Six hundred francs, Austin thought. “That’s okay. This could go on for hours.”

“I’ll stay here with you for a while, at least.”

Austin thanked her. Shaking all over, he told himself to stay calm. Meg guarded his two carts and nine duffel bags while he went over to a Bureau de Change and cashed three one-hundred-dollar traveler’s checks. He’d need money in any event. The people who were letting him their house had mailed him a map and the keys; he’d bought their car from them, sight unseen. Once he got there he’d have the car—

But what about Julien? He suddenly saw the balding man in the business suit hurrying along and Austin rushed up to him. He explained that he was traveling with the Frenchman who was being detained. “What’s wrong?”

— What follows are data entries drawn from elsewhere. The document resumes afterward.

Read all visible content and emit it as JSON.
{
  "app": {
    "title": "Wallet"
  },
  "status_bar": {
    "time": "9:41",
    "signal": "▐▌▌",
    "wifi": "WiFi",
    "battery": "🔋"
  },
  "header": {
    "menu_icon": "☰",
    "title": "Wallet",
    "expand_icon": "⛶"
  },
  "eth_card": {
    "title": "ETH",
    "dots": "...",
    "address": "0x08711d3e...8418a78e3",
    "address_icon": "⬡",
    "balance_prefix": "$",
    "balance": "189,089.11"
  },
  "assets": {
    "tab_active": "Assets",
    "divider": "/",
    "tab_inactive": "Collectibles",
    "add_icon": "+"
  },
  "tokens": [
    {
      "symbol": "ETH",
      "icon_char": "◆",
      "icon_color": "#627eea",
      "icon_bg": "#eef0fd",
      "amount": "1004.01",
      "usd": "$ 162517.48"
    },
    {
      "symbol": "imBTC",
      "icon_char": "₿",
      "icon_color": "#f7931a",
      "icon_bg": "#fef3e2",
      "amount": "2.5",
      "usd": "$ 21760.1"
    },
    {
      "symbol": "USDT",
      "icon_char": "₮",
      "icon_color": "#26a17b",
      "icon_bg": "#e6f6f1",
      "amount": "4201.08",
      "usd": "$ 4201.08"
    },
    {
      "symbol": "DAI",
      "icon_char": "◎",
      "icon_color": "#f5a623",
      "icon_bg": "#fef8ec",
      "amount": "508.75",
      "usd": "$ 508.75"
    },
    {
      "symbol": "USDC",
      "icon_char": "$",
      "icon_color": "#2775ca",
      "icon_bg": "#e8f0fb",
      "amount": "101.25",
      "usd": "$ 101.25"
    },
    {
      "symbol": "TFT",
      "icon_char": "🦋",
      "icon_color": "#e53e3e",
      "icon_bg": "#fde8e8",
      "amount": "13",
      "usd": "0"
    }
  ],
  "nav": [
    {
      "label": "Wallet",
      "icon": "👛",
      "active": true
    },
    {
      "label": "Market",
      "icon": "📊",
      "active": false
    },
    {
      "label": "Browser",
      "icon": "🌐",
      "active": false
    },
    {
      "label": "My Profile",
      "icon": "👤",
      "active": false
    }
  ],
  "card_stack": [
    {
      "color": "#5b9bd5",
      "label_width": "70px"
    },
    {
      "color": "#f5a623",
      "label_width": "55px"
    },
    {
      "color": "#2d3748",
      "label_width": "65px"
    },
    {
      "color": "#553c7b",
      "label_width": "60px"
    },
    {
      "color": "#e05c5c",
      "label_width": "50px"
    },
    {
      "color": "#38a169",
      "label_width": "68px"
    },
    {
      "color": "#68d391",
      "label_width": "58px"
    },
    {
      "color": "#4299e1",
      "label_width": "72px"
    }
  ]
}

“I’m not at liberty to say.”

“Well, will he get through?”

“I can’t tell you that.”

“When will I know something? I left his baggage on the carousel.”

“The luggage has been brought up to my office. It’s safe.”

“That young lady is waiting to drive us to Providence. What should I tell her?”

“She’d be best advised to leave. This could take some time.”

“That means he will be coming on through in a few hours?” Austin raised his eyebrows and produced what he thought was a faint, ingratiating smile.